Keeping the U.S. economy on its feet as coronavirus pervades American borders is up to consumers and how much they’re willing to go out and spend, especially at small and midsize businesses, supply chain management expert Hitendra Chaturvedi says.
Chaturvedi, a professor at Arizona State University’s W.P. Carey School of Business, said he’s not worried about major U.S. firms’ resilience to partial, or even full-year profit flatlines, and instead sees protecting smaller companies as key.
“Small and medium-sized businesses (SMEs) that are the heart and soul of this country are the ones that are going to be the hardest hit,” Chaturvedi told Yahoo Finance on Friday. “Even when things improve, they’re walking a very thin line here.”
‘All their eggs are truly in one basket’
The delicate balance arises from business models that, unlike major firms, lean heavily on single suppliers and run on tight cash reserves.
“All their eggs are truly in one single basket. With a hit like this, their entire supply gets impacted,” Chaturvedi said of SMEs that rely on supplies from China.
Challenges can compound, he said, because the needs of smaller buyers are de-prioritized by suppliers in favor of larger volume buyers. Keeping their heads above water becomes even more challenging because small firms typically lack cash reserves that would allow them to pivot to suppliers in India and elsewhere, or to diversify purchases between suppliers.
According to 2016 census data, small and medium U.S. enterprises (SMEs) imported a third of all U.S. imports, representing $618 billion in goods.
“60% to 70% of the economy is driven by consumer spending. If panic sets in and if you don't go out, consumer spending, which is the backbone of this economy, is going to be hit, and that is what's causing the stock market to behave the way it is,” Chaturvedi said.
Former New York Stock Exchange floor trader and founder of Sarge986 LLC, Stephen Guilfoyle, argued that the Federal Reserve should immediately increase short-term liquidity for small business. On Friday, Guilfoyle told Yahoo Finance’s The First Trade that the Fed should hold an emergency meeting and reduce interest rates by 50 basis points.
“Why this is important is because nothing is more important than the velocity of money. Nothing is more important to preserving jobs. Nothing is more important to keeping small businesses right now from going under, as they can't get the supplies that they need to make sales now,” he said.

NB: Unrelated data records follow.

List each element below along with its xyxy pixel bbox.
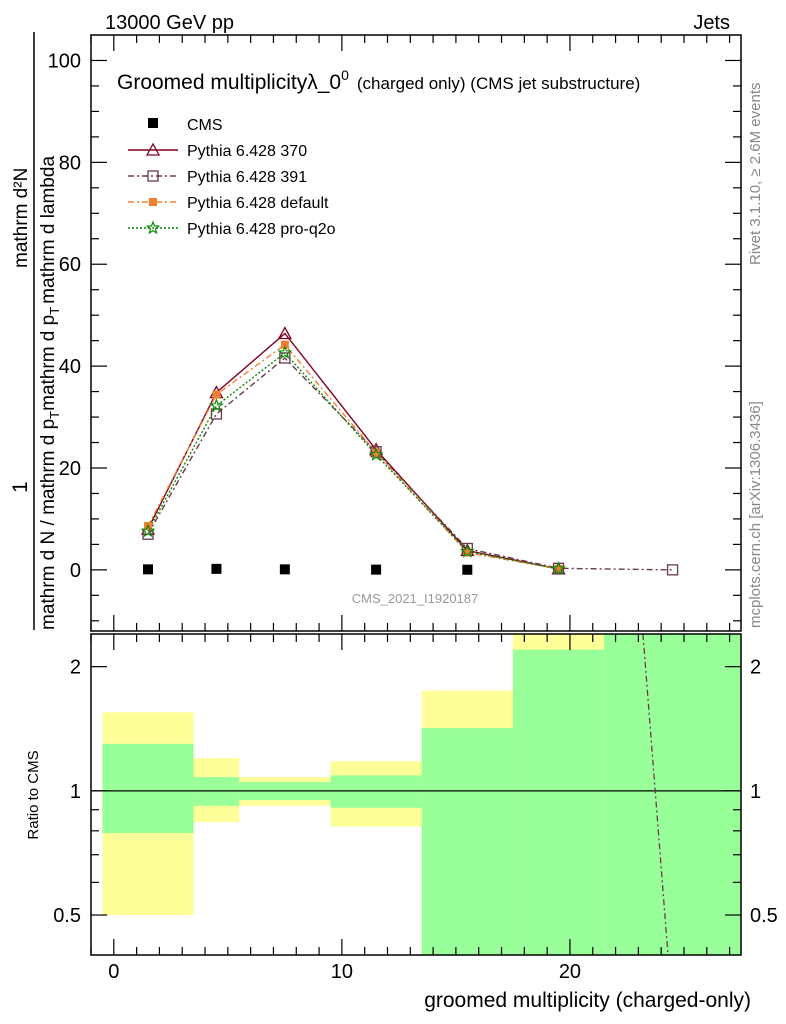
series-point-2	[463, 548, 472, 557]
series-point-3	[140, 523, 156, 538]
chart-title: Groomed multiplicityλ_00 (charged only) (…	[117, 67, 640, 94]
y-tick-label: 80	[59, 152, 81, 174]
legend-item-3: Pythia 6.428 pro-q2o	[128, 220, 336, 238]
ratio-y-tick-label-right: 0.5	[750, 905, 778, 927]
legend-item-2: Pythia 6.428 default	[128, 195, 329, 212]
legend-marker-1	[147, 170, 159, 182]
cms-data-point	[462, 564, 473, 575]
y-tick-label: 100	[48, 50, 81, 72]
y-label-denominator: mathrm d N / mathrm d pTmathrm d pTmathr…	[38, 156, 62, 630]
x-tick-label: 10	[331, 961, 353, 983]
series-point-3	[551, 561, 566, 576]
category-label: Jets	[693, 12, 730, 34]
ratio-band-inner	[421, 728, 513, 955]
rivet-label: Rivet 3.1.10, ≥ 2.6M events	[747, 83, 764, 266]
ratio-band-inner	[102, 743, 194, 834]
legend-item-1: Pythia 6.428 391	[128, 169, 307, 186]
main-plot-frame	[90, 34, 742, 632]
series-point-2	[280, 340, 289, 349]
cms-data-point	[211, 563, 222, 574]
analysis-watermark: CMS_2021_I1920187	[352, 591, 479, 606]
series-line-2	[147, 343, 559, 570]
legend-label-2: Pythia 6.428 default	[187, 195, 329, 212]
series-point-1	[666, 564, 679, 576]
ratio-band-inner	[512, 649, 605, 955]
legend-label-3: Pythia 6.428 pro-q2o	[187, 221, 336, 238]
x-axis-label: groomed multiplicity (charged-only)	[424, 989, 751, 1012]
source-label: mcplots.cern.ch [arXiv:1306.3436]	[747, 401, 764, 628]
legend-item-0: Pythia 6.428 370	[128, 142, 307, 160]
x-tick-label: 0	[108, 961, 119, 983]
ratio-y-tick-label-left: 1	[70, 781, 81, 803]
ratio-y-tick-label-right: 1	[750, 781, 761, 803]
series-point-0	[277, 326, 292, 340]
series-point-3	[460, 543, 475, 558]
legend-marker-cms	[148, 118, 158, 128]
series-point-3	[209, 398, 224, 413]
y-label-lead: 1	[9, 481, 32, 493]
y-tick-label: 60	[59, 254, 81, 276]
legend: CMS Pythia 6.428 370 Pythia 6.428 391 Pythi…	[128, 117, 336, 238]
cms-data-point	[143, 564, 154, 575]
y-label-numerator: mathrm d²N	[11, 168, 32, 268]
series-point-2	[372, 448, 381, 457]
y-axis-label: 1 mathrm d²N mathrm d N / mathrm d pTmat…	[9, 32, 62, 630]
legend-marker-2	[149, 198, 157, 206]
series-point-2	[212, 390, 221, 399]
series-point-3	[368, 447, 384, 461]
legend-item-cms: CMS	[148, 117, 223, 134]
series-line-3	[147, 351, 559, 570]
series-point-1	[279, 352, 291, 364]
legend-marker-3	[145, 220, 161, 235]
ratio-plot-frame	[90, 633, 742, 956]
cms-data-point	[371, 564, 382, 575]
ratio-y-tick-label-left: 0.5	[53, 905, 81, 927]
y-tick-label: 40	[59, 356, 81, 378]
energy-label: 13000 GeV pp	[105, 12, 234, 34]
x-tick-label: 20	[559, 961, 581, 983]
y-tick-label: 0	[70, 560, 81, 582]
series-point-2	[554, 564, 563, 573]
cms-data-point	[279, 564, 290, 575]
ratio-band-inner	[604, 634, 741, 955]
legend-label-cms: CMS	[187, 117, 223, 134]
series-line-0	[147, 332, 559, 570]
series-point-3	[277, 345, 293, 360]
ratio-y-tick-label-left: 2	[70, 657, 81, 679]
legend-label-1: Pythia 6.428 391	[187, 169, 307, 186]
legend-marker-0	[145, 142, 161, 156]
ratio-y-tick-label-right: 2	[750, 657, 761, 679]
legend-label-0: Pythia 6.428 370	[187, 143, 307, 160]
ratio-y-label: Ratio to CMS	[25, 750, 42, 839]
ratio-curve-391	[642, 634, 669, 955]
y-tick-label: 20	[59, 458, 81, 480]
ratio-band-inner	[330, 775, 422, 808]
series-line-1	[147, 357, 673, 571]
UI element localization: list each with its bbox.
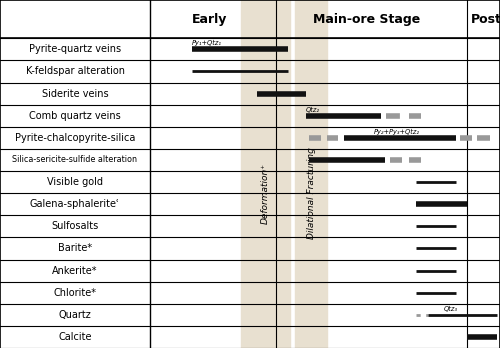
Text: Qtz₃: Qtz₃ [444, 306, 458, 312]
Text: Pyrite-chalcopyrite-silica: Pyrite-chalcopyrite-silica [15, 133, 135, 143]
Bar [295, 0, 327, 38]
Text: Py₂+Py₃+Qtz₂: Py₂+Py₃+Qtz₂ [374, 129, 420, 135]
Text: Chlorite*: Chlorite* [54, 288, 96, 298]
Text: Silica-sericite-sulfide alteration: Silica-sericite-sulfide alteration [12, 156, 138, 165]
Text: Sulfosalts: Sulfosalts [52, 221, 98, 231]
Text: Main-ore Stage: Main-ore Stage [314, 13, 420, 26]
Text: Deformation⁺: Deformation⁺ [261, 163, 270, 224]
Text: Visible gold: Visible gold [47, 177, 103, 187]
Text: Early: Early [192, 13, 227, 26]
Text: Pyrite-quartz veins: Pyrite-quartz veins [29, 44, 121, 54]
Text: Calcite: Calcite [58, 332, 92, 342]
Text: Galena-sphaleriteʿ: Galena-sphaleriteʿ [30, 199, 120, 209]
Bar [295, 38, 327, 348]
Text: Comb quartz veins: Comb quartz veins [29, 111, 121, 121]
Text: Dilational Fracturing: Dilational Fracturing [306, 147, 316, 239]
Text: Barite*: Barite* [58, 244, 92, 253]
Text: Post: Post [470, 13, 500, 26]
Bar [241, 38, 290, 348]
Bar [241, 0, 290, 38]
Text: Ankerite*: Ankerite* [52, 266, 98, 276]
Text: Siderite veins: Siderite veins [42, 89, 108, 98]
Text: K-feldspar alteration: K-feldspar alteration [26, 66, 124, 77]
Text: Py₁+Qtz₁: Py₁+Qtz₁ [192, 40, 222, 47]
Text: Quartz: Quartz [58, 310, 92, 320]
Text: Qtz₂: Qtz₂ [306, 107, 320, 113]
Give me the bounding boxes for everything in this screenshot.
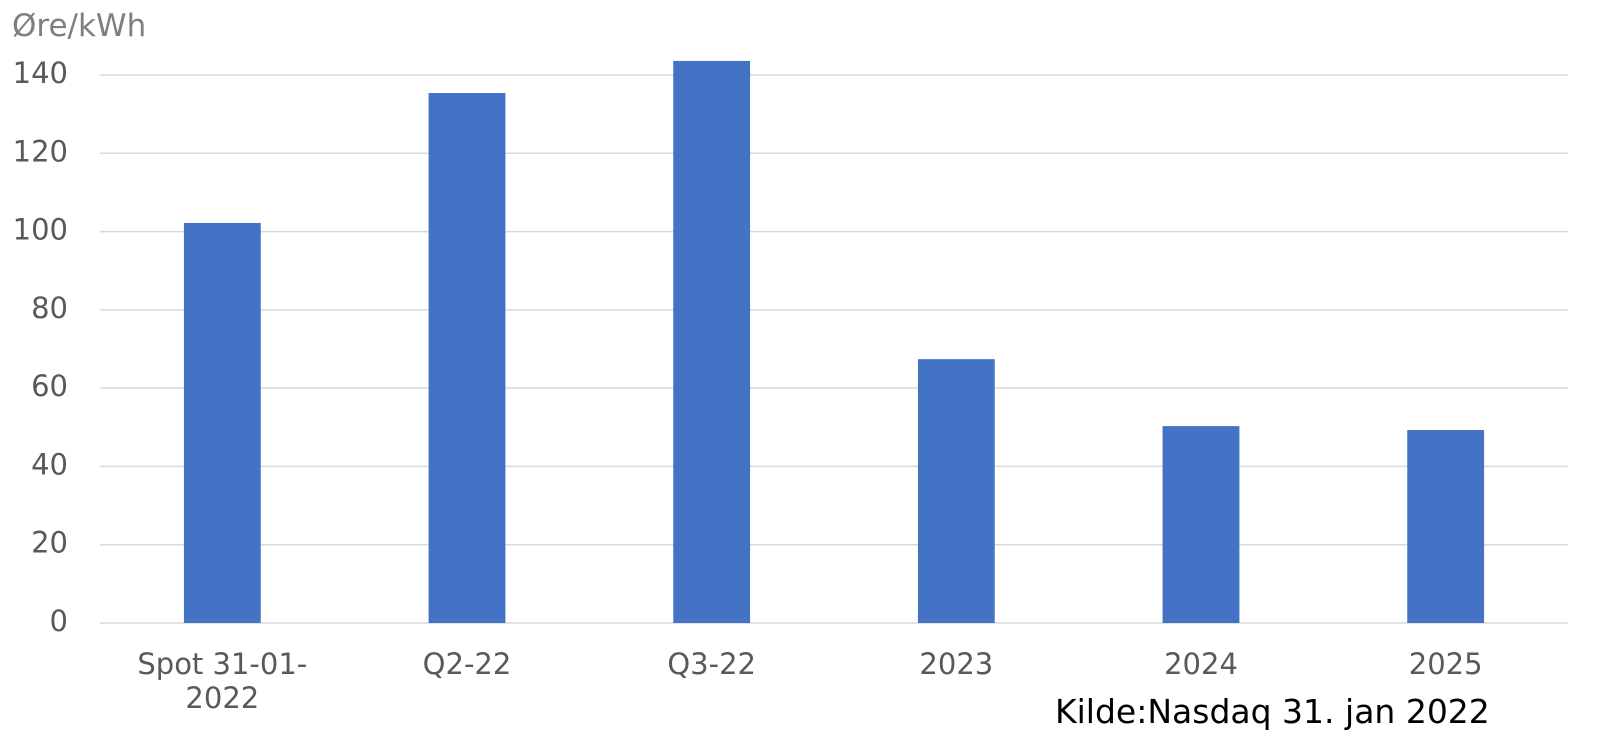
y-tick-label: 100 (13, 213, 68, 247)
bar (1407, 430, 1485, 623)
bar (917, 359, 995, 623)
y-axis-label: Øre/kWh (12, 8, 147, 44)
y-tick-label: 140 (13, 56, 68, 90)
x-tick-label: Q3-22 (667, 647, 756, 681)
y-tick-label: 40 (31, 447, 68, 481)
bar (183, 222, 261, 623)
bar (673, 60, 751, 624)
bar (428, 93, 506, 623)
y-tick-label: 0 (50, 604, 68, 638)
y-tick-label: 120 (13, 134, 68, 168)
x-tick-label: 2025 (1408, 647, 1483, 681)
y-tick-label: 60 (31, 369, 68, 403)
bar (1162, 426, 1240, 623)
x-tick-label: Spot 31-01-2022 (137, 647, 308, 715)
x-tick-label: Q2-22 (422, 647, 512, 681)
x-tick-label: 2024 (1164, 647, 1238, 681)
y-tick-label: 80 (31, 291, 68, 325)
y-tick-label: 20 (31, 526, 68, 560)
x-tick-label: 2023 (919, 647, 994, 681)
annotation: Kilde:Nasdaq 31. jan 2022 (1055, 692, 1490, 731)
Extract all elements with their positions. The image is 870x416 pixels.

On Friday, Federal Reserve Chair Jay Powell published a statement maintaining that the fundamentals of the U.S. remain “strong,” and said that the central bank recognized the coronavirus as an evolving risk to economic activity. Powell said the agency was “closely monitoring developments and their implications for the economic outlook” and would use its tools to act as appropriate to support the economy.
‘A sharp slowdown in world growth’
On Monday, Laurence Boone, Chief Economist for the Organisation for Economic Co-operation and Development (OECD), a non-profit organization focused on stimulating international economic progress and world trade, said in addition to supporting healthcare systems, governments need to “shore up demand and provide a financial lifeline to households and businesses that are most affected.”
“Even in the best-case scenario of limited outbreaks in countries outside China, a sharp slowdown in world growth is expected in the first half of 2020 as supply chains and commodities are hit, tourism drops and confidence falters,” OECD said in an online statement. “Global economic growth is seen falling to 2.4% for the whole year, compared to an already weak 2.9 % in 2019. It is then expected to rise to a modest 3.3% in 2021.”
For Chaturvedi, the best case scenario is that the spread of coronavirus is curbed by the end of March. In that case, he said he believes a significant rebound will follow. “I'm looking at the end of March, because then you can look forward to the second, and the third, and the fourth quarter. On the other end of the spectrum is the virus starts to spread significantly across the U.S.,” he said. “For me, that’s the worst case scenario, because ... panic will spread faster than coronavirus.”